Drei Jahrhunderte waren an diesem alten Herrenhaus nicht spurlos vorübergegangen, Jahrhunderte mit Geburt und Tod, mit ländlichen Tanzfesten, morgendlichem Aufbruch zur Fuchsjagd und Heimkehr. Ein bedrückender Gedanke, dass nun im hohen Alter ein so düsteres Geschehen seinen Schatten auf die ehrwürdigen Mauern werfen sollte! Und doch waren die eigenartig spitzen Dächer und die überhängenden Giebel ein nicht unpassender Hintergrund für ein grausiges Intrigenspiel. Als ich die tief eingesetzten Fenster und die lange, vom Wasser umspülte Vorderfront betrachtete, dachte ich bei mir, dass man sich keinen besseren Schauplatz für solch eine Tragödie vorstellen konnte.

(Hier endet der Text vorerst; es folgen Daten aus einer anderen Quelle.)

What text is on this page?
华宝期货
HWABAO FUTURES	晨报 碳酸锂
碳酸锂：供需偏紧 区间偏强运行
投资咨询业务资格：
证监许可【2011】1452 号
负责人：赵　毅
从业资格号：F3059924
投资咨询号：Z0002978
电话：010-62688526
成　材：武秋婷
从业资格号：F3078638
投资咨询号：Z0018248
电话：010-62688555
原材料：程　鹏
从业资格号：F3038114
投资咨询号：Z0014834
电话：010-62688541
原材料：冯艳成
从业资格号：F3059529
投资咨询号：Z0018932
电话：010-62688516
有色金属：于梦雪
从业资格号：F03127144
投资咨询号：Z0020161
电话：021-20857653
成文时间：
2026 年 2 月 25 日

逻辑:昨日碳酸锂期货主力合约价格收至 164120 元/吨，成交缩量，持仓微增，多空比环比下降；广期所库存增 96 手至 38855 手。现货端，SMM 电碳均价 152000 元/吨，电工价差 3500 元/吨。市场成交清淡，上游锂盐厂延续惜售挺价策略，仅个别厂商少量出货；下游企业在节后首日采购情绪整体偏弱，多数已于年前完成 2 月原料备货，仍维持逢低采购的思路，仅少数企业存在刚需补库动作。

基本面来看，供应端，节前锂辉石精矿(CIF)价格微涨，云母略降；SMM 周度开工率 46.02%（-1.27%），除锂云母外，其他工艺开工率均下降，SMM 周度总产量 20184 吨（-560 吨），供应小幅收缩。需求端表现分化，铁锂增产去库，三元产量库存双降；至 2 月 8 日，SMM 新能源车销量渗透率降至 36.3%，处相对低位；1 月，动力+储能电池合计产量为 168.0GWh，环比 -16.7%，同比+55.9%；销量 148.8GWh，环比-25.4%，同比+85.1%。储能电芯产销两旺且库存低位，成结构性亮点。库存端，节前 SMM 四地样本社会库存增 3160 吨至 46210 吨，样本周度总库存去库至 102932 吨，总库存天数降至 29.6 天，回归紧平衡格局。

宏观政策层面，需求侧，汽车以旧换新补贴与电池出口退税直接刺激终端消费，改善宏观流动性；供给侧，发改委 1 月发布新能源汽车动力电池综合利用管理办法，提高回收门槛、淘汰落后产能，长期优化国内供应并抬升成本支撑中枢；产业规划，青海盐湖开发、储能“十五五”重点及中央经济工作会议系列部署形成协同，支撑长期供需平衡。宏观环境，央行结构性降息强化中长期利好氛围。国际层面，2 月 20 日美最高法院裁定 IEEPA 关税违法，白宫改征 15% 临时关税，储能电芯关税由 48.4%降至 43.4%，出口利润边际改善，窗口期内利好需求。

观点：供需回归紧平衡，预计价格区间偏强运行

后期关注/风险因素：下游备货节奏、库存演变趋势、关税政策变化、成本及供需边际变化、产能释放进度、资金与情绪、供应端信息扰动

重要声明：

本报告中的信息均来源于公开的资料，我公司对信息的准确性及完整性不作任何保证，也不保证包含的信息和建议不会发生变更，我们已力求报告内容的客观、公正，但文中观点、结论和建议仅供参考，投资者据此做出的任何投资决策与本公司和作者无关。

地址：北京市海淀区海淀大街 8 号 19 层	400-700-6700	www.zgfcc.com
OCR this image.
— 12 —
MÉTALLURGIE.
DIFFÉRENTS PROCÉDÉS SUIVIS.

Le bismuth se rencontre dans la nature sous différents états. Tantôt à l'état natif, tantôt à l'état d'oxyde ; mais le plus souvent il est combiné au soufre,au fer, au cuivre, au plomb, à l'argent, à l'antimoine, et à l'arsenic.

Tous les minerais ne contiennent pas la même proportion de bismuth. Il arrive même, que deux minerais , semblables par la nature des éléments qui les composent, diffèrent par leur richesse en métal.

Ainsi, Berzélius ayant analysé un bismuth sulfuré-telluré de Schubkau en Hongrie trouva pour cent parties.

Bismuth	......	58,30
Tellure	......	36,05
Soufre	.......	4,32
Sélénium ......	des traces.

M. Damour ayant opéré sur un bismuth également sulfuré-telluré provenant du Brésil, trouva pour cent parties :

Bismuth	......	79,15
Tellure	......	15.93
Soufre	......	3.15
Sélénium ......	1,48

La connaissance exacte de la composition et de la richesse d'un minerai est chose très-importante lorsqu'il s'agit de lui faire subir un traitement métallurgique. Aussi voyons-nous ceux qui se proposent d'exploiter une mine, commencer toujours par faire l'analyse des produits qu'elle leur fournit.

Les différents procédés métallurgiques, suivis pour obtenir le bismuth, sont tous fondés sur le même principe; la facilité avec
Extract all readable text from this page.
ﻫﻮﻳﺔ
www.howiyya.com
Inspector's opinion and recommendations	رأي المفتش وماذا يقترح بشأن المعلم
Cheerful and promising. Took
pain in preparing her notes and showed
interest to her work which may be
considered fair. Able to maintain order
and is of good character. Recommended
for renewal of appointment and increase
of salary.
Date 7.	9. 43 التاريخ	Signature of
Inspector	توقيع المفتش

Das schreibt Holmes‘ treuer Weggefährte Dr. Watson beim Anblick von Birlstone Manor, wo sich die örtliche Polizei mit einem mysteriösen Todesfall konfrontiert sieht. Der Herr des Hauses, Mr. Douglas, ist durch einen Schuss mit einer abgesägten Schrotflinte getötet worden, welcher sein Gesicht bis zur Unkenntlichkeit entstellt hat. Da in dem Herrenhaus des Nachts die Zugbrücke hochgezogen wird, blieb dem Mörder nur die Flucht durchs Fenster und den Burggraben. Doch warum sollte jemand eine so laute Waffe wie eine Schrotflinte wählen? Und wovor hatte Mr. Douglas vor seinem Tod solche Angst?

Während sich die Polizei mit den blutbefleckten Spuren auf dem Fenstersims befasst, beschäftigt Sherlock Holmes nur eine Frage: Wohin ist die zweite Hantel verschwunden? Die Antwort darauf fördert ein Geheimnis zutage und eine Geschichte, welche zurück bis in das Jahr 1875 reicht. Nach Vermissa, in Pennsylvania … ins Tal der Angst.

Wie schon im ersten Auftritt von Sherlock Holmes, so ist auch hier die Struktur des Romans in zwei Ebenen geteilt worden: Zuallererst das Verbrechen, gefolgt von einer weit umfangreicheren Rückblende, welche die Hintergründe des Mordfalls beleuchtet und den Kreis letztlich wieder schließt. Bereits dieser Aufbau, den Doyle bewusst an „Eine Studie in Scharlachrot“ angelehnt hat, sieht sich immer wieder der Kritik ausgesetzt. Viele bemängeln den Bruch in der Erzählung, die unnötigen, ausufernden Schilderungen, den zu kleinen Auftritt von Holmes. Genau diese Kritikpunkte sind es, die „Das Tal der Angst“ in meinen Augen zu einem so lesenswerten Roman machen. Stilistisch hat sich Arthur Conan Doyle weit von seinen ersten Kurzgeschichten entfernt. Vom heimeligen, kuscheligen Ohrensessel in der Baker Street, der Jagd nach Dieben, Fälschern, Erpressern oder geklauten Gänsen ist nicht viel geblieben. Stattdessen konfrontiert er den Leser mit einem mörderischen Geheimbund, der mit seinen mafiösen Methoden einen ganzen Landstrich in Angst und Schrecken versetzt. Es ist eine dreckige, von rauchenden Schloten verdunkelte Welt, in die man eintaucht. Schwarz von der geförderten Kohle, mit Verbrechern, deren Seele dieselbe Farbe haben und, die, entgegen dem zwar ebenso diabolischen, aber doch immer gesitteten Moriarty, ihre Hände mit Blut waschen.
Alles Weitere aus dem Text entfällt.